Get rid of unions and some more advantages of std::variant.
Let’s go back to C++17. It is already a while out there and a feature I really like is std::variant
.
It is handy in a lot of places. In all places you may have used unions before. Having an Interface which accepts a std::variant
which it does not use itself, but passes it further makes the interface slimmer and easier.
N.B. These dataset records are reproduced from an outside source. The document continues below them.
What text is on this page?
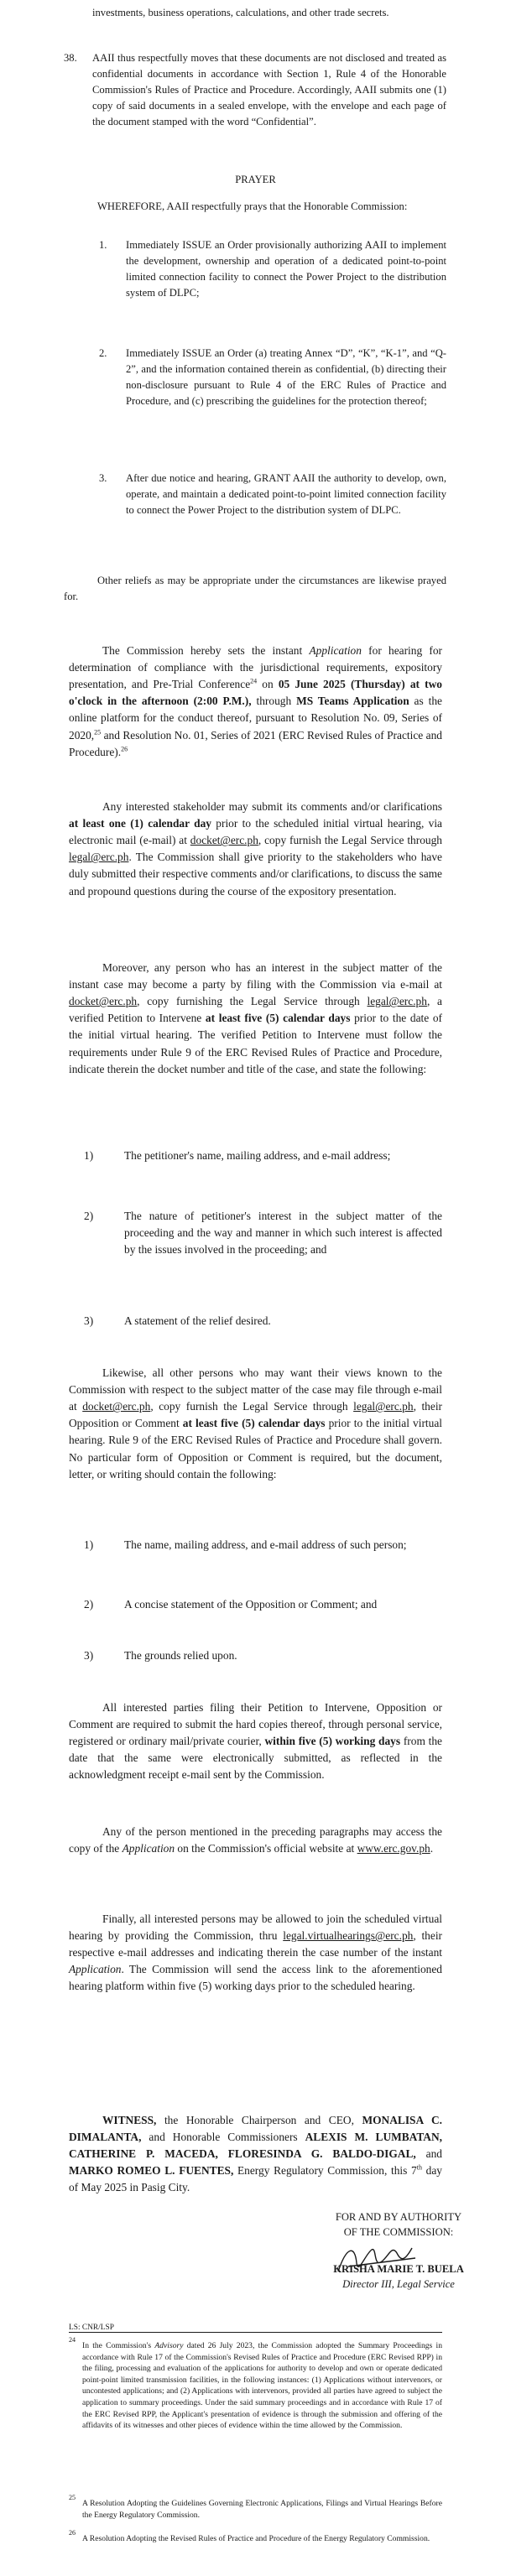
investments, business operations, calculations, and other trade secrets.

38. AAII thus respectfully moves that these documents are not disclosed and treated as confidential documents in accordance with Section 1, Rule 4 of the Honorable Commission's Rules of Practice and Procedure. Accordingly, AAII submits one (1) copy of said documents in a sealed envelope, with the envelope and each page of the document stamped with the word “Confidential”.

PRAYER

WHEREFORE, AAII respectfully prays that the Honorable Commission:

1. Immediately ISSUE an Order provisionally authorizing AAII to implement the development, ownership and operation of a dedicated point-to-point limited connection facility to connect the Power Project to the distribution system of DLPC;

2. Immediately ISSUE an Order (a) treating Annex “D”, “K”, “K-1”, and “Q-2”, and the information contained therein as confidential, (b) directing their non-disclosure pursuant to Rule 4 of the ERC Rules of Practice and Procedure, and (c) prescribing the guidelines for the protection thereof;

3. After due notice and hearing, GRANT AAII the authority to develop, own, operate, and maintain a dedicated point-to-point limited connection facility to connect the Power Project to the distribution system of DLPC.

Other reliefs as may be appropriate under the circumstances are likewise prayed for.

The Commission hereby sets the instant Application for hearing for determination of compliance with the jurisdictional requirements, expository presentation, and Pre-Trial Conference$^{24}$ on 05 June 2025 (Thursday) at two o'clock in the afternoon (2:00 P.M.), through MS Teams Application as the online platform for the conduct thereof, pursuant to Resolution No. 09, Series of 2020,25 and Resolution No. 01, Series of 2021 (ERC Revised Rules of Practice and Procedure).$^{26}$

Any interested stakeholder may submit its comments and/or clarifications at least one (1) calendar day prior to the scheduled initial virtual hearing, via electronic mail (e-mail) at docket@erc.ph, copy furnish the Legal Service through legal@erc.ph. The Commission shall give priority to the stakeholders who have duly submitted their respective comments and/or clarifications, to discuss the same and propound questions during the course of the expository presentation.

Moreover, any person who has an interest in the subject matter of the instant case may become a party by filing with the Commission via e-mail at docket@erc.ph, copy furnishing the Legal Service through legal@erc.ph, a verified Petition to Intervene at least five (5) calendar days prior to the date of the initial virtual hearing. The verified Petition to Intervene must follow the requirements under Rule 9 of the ERC Revised Rules of Practice and Procedure, indicate therein the docket number and title of the case, and state the following:

1)	The petitioner's name, mailing address, and e-mail address;

2)	The nature of petitioner's interest in the subject matter of the proceeding and the way and manner in which such interest is affected by the issues involved in the proceeding; and

3)	A statement of the relief desired.

Likewise, all other persons who may want their views known to the Commission with respect to the subject matter of the case may file through e-mail at docket@erc.ph, copy furnish the Legal Service through legal@erc.ph, their Opposition or Comment at least five (5) calendar days prior to the initial virtual hearing. Rule 9 of the ERC Revised Rules of Practice and Procedure shall govern. No particular form of Opposition or Comment is required, but the document, letter, or writing should contain the following:

1)	The name, mailing address, and e-mail address of such person;

2)	A concise statement of the Opposition or Comment; and

3)	The grounds relied upon.

All interested parties filing their Petition to Intervene, Opposition or Comment are required to submit the hard copies thereof, through personal service, registered or ordinary mail/private courier, within five (5) working days from the date that the same were electronically submitted, as reflected in the acknowledgment receipt e-mail sent by the Commission.

Any of the person mentioned in the preceding paragraphs may access the copy of the Application on the Commission's official website at www.erc.gov.ph.

Finally, all interested persons may be allowed to join the scheduled virtual hearing by providing the Commission, thru legal.virtualhearings@erc.ph, their respective e-mail addresses and indicating therein the case number of the instant Application. The Commission will send the access link to the aforementioned hearing platform within five (5) working days prior to the scheduled hearing.

WITNESS, the Honorable Chairperson and CEO, MONALISA C. DIMALANTA, and Honorable Commissioners ALEXIS M. LUMBATAN, CATHERINE P. MACEDA, FLORESINDA G. BALDO-DIGAL, and MARKO ROMEO L. FUENTES, Energy Regulatory Commission, this 7th day of May 2025 in Pasig City.

FOR AND BY AUTHORITY

OF THE COMMISSION:

KRISHA MARIE T. BUELA

Director III, Legal Service

LS: CNR/LSP

24

In the Commission's Advisory dated 26 July 2023, the Commission adopted the Summary Proceedings in accordance with Rule 17 of the Commission's Revised Rules of Practice and Procedure (ERC Revised RPP) in the filing, processing and evaluation of the applications for authority to develop and own or operate dedicated point-point limited transmission facilities, in the following instances: (1) Applications without intervenors, or uncontested applications; and (2) Applications with intervenors, provided all parties have agreed to subject the application to summary proceedings. Under the said summary proceedings and in accordance with Rule 17 of the ERC Revised RPP, the Applicant's presentation of evidence is through the submission and offering of the affidavits of its witnesses and other pieces of evidence within the time allowed by the Commission.

25

A Resolution Adopting the Guidelines Governing Electronic Applications, Filings and Virtual Hearings Before the Energy Regulatory Commission.

26

A Resolution Adopting the Revised Rules of Practice and Procedure of the Energy Regulatory Commission.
You could have done that with templates, but using std::variant
is much more simple.
Let’s look at some code.
#include <string>
#include <variant>
#include <iostream>
using namespace std::literals;
void funcb(std::variant<int, std::string>& data){
if(auto pval = std::get_if<std::string>(&data)){
std::cout << "a string, how nice: " << pval << std::endl;
}
else{
std::cout << "not a string, something else" << std::endl;
}
}
void a(std::variant<int, std::string>& data){
std::cout << "size is " << sizeof(data) << std::endl;
funcb(data);
}
int main(){
std::variant<int, std::string> s = "AString"s;
std::variant<int, std::string> z = 3208;
a(s);
a(z);
return 0;
}
Ok, so we are able to pass things without bothering. I mean in this case it has been easy, we have a string and an integer. So is there another way than these std::get_if
? Indeed. Use std::visit
.
std::visit
in combination with lambdas is really great. You are using templates without a single template parameter. It is so nice, elegant and not too hard.
#include <string>
#include <variant>
#include <iostream>
using namespace std::literals;
void a(std::variant<int, std::string>& data){
std::cout << "size is " << sizeof(data) << std::endl;
std::visit([](auto&& arg){
using T = std::decay_t<decltype(arg)>;
if constexpr (std::is_same_v<T, int>){
std::cout << "int " << arg << '\n';
}else if constexpr (std::is_same_v<T, std::string>){
std::cout << "string " << arg << '\n';
}
}, data);
}
int main(){
std::variant<int, std::string> s = "AString"s;
std::variant<int, std::string> z = 3208;
a(s);
a(z);
return 0;
}
The lambda in the std::visit
is using constexpr
. This will reduce the generated functions to a minimum. The lamba here act like a template and we do a specialization there so it handles all types correctly.
I found this pretty useful also for some kind of serialization. So you have it all in one place.